• Infer the HGI from the t10, predicted by the multi-component breakage model.
• Demonstrate the effects of particle size and density on PF grinding by simulations.
• Elucidate the non-linear phenomenon of the HGI effect on the PF production rate.
A new method was developed to infer the HGI (Hardgrove Grindability Index) values from the product fineness indicator, t10, predicted by the multi-component breakage model. A total of 41 sets of JKFBC (JK Fine-particle Breakage Characteriser) tests, on coals from Australia and China, plus ores containing various minerals and a clinker, were used to validate this method. The JKFBC and the multi-component breakage model have the potential to improve or replace the traditional HGI test. A new coal grindability index can be generated from the multi-component model parameters. As the major error sources associated with the traditional HGI test have been removed in this new approach, superior repeatability and reproducibility can be expected. More work is recommended in this area to validate this novel approach and to identify its limitations.

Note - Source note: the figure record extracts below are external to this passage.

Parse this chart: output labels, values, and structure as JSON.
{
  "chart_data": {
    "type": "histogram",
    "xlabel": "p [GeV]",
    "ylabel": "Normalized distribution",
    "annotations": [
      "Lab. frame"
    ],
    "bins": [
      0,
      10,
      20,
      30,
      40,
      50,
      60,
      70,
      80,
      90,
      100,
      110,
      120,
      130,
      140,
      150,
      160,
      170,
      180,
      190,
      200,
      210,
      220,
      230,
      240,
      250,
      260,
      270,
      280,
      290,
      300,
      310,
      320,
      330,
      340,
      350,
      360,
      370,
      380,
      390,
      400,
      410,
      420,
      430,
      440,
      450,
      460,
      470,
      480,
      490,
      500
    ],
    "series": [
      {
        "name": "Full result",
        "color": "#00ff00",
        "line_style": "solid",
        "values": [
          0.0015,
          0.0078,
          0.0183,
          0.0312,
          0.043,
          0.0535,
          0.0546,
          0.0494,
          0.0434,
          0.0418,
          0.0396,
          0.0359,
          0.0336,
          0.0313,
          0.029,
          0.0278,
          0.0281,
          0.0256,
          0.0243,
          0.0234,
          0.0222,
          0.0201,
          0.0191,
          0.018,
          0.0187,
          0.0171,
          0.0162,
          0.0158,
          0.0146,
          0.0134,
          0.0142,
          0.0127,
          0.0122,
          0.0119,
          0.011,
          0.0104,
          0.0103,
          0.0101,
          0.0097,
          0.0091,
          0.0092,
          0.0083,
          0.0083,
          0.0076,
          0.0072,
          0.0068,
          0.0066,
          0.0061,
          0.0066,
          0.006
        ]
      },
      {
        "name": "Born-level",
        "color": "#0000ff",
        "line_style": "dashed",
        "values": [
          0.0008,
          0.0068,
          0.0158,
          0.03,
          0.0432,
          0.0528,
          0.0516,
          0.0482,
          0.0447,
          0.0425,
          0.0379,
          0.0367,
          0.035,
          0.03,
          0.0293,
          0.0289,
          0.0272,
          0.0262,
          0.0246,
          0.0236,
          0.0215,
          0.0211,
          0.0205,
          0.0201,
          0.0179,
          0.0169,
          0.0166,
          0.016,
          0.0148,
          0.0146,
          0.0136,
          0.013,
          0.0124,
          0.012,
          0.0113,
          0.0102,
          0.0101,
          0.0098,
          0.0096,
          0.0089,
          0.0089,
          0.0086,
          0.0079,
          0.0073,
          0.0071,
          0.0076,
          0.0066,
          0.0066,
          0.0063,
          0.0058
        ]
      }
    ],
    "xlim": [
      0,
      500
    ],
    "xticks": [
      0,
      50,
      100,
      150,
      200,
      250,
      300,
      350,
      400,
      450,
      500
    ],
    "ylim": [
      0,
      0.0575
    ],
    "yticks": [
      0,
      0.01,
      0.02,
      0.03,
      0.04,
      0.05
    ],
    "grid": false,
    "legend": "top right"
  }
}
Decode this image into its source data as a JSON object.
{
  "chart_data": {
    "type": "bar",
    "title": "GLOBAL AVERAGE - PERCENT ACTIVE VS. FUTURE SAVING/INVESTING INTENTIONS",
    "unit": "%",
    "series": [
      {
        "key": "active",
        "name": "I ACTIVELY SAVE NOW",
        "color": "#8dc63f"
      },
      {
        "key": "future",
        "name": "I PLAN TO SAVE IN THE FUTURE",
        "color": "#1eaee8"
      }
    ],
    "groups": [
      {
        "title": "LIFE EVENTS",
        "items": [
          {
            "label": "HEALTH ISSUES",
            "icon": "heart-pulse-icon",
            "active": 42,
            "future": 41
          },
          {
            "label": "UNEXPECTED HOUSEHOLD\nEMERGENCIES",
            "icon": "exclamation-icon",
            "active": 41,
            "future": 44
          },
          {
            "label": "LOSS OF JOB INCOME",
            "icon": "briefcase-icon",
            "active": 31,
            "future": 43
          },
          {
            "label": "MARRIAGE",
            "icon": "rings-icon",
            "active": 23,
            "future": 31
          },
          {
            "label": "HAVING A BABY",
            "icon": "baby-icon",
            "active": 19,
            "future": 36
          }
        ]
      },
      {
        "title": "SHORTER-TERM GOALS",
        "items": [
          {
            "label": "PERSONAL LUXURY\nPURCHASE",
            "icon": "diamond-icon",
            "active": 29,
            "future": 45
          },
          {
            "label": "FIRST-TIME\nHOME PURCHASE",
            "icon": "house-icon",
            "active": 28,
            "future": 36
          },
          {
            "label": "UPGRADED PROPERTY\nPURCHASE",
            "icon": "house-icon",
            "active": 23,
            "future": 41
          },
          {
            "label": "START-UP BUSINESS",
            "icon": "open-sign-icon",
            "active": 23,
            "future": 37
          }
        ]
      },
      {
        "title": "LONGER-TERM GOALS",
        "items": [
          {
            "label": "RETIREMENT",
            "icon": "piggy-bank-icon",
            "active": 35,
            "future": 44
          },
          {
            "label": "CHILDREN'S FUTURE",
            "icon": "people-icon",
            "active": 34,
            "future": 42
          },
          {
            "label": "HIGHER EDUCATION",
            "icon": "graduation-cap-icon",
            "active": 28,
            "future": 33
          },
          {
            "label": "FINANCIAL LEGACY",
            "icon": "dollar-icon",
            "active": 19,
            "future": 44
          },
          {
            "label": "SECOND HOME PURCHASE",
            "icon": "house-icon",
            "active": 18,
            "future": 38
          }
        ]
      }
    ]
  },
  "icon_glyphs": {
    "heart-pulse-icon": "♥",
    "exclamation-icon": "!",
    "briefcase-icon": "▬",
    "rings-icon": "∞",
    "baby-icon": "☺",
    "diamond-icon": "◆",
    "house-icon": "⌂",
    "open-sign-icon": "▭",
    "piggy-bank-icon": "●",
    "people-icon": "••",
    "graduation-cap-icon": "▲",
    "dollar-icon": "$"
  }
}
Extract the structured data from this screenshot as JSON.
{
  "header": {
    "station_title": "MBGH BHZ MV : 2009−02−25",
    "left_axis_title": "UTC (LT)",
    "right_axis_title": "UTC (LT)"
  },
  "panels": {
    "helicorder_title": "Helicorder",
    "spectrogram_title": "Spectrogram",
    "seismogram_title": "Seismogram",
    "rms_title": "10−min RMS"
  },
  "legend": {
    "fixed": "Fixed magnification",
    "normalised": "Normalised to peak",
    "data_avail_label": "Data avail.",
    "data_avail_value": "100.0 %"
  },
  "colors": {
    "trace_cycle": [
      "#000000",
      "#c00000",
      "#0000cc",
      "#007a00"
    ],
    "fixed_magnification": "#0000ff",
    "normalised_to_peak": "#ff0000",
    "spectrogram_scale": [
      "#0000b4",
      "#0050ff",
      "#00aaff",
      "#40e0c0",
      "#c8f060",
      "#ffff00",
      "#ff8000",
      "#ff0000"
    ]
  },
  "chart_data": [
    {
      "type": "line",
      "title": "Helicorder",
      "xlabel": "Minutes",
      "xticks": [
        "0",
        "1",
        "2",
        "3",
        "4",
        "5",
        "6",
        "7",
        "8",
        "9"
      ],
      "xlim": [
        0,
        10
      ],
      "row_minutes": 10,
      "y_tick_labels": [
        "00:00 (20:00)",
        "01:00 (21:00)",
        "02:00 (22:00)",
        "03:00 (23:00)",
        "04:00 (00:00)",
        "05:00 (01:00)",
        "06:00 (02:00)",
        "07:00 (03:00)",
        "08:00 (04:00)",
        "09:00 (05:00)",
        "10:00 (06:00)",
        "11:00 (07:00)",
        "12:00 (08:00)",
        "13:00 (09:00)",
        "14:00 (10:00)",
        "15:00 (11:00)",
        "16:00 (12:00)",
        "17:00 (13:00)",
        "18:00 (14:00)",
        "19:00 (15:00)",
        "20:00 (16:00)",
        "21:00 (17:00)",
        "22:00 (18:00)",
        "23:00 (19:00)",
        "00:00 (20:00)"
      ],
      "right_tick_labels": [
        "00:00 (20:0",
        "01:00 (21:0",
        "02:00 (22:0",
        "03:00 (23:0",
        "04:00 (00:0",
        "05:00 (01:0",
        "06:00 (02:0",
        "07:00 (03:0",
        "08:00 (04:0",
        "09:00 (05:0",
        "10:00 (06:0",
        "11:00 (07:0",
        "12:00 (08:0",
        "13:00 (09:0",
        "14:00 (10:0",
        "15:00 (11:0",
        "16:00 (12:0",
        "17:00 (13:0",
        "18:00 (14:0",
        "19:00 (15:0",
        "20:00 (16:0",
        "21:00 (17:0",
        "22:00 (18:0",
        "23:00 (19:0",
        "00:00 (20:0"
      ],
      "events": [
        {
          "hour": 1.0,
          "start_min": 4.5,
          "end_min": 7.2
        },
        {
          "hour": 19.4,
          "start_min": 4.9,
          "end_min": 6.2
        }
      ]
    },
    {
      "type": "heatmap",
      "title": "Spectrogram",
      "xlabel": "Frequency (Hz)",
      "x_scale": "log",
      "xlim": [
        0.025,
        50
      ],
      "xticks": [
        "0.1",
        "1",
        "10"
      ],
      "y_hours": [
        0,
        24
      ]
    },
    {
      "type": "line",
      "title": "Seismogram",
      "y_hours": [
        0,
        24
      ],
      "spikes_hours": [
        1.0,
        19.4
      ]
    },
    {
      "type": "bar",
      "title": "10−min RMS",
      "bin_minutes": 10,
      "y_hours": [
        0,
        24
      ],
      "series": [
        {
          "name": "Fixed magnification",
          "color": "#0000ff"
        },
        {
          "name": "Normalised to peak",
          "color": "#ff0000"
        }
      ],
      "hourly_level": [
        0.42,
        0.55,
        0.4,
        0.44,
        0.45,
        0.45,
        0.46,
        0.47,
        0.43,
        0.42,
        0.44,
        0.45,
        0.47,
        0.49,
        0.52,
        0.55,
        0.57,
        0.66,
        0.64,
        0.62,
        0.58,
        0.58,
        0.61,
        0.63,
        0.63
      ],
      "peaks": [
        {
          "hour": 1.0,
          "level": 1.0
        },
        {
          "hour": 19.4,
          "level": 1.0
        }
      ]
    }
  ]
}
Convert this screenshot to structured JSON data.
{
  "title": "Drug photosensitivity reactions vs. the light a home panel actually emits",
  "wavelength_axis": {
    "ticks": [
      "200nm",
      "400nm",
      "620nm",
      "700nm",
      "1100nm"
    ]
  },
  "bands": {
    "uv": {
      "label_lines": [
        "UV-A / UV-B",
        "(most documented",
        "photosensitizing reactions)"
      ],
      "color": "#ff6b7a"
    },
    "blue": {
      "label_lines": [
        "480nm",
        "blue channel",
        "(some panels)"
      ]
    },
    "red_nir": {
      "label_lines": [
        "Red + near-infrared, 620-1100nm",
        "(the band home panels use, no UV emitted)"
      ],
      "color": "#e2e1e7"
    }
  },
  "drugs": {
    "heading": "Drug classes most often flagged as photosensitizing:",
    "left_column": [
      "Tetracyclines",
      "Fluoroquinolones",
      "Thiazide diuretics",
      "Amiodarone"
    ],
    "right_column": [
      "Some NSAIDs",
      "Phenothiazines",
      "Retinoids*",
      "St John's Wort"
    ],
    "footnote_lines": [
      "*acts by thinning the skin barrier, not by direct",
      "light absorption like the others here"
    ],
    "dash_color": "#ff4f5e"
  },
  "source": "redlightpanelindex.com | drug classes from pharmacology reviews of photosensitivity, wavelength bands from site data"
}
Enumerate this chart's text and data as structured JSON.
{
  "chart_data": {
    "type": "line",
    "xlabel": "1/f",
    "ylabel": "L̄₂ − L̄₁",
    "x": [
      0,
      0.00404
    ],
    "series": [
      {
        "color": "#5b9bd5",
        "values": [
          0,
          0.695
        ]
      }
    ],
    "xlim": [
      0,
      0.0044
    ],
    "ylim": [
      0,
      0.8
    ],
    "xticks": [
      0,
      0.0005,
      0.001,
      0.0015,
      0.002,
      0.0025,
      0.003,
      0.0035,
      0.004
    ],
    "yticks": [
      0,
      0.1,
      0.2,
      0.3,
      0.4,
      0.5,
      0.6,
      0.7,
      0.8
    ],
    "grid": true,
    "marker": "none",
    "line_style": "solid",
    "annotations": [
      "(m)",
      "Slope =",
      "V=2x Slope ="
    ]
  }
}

Simulations were conducted by employing the multi-component breakage model to demonstrate the effects of particle size and density on pulverised fuel (PF) grinding; to troubleshoot the PF production problems related to the coal properties; and to elucidate the observed trend of the non-linear phenomenon of the HGI effect on the PF milling capacity; whereby a 10 unit reduction in HGI from 50 to 40 requires four times more energy than a 10 unit HGI reduction from 90 to 80 in order to achieve the same PF production rate.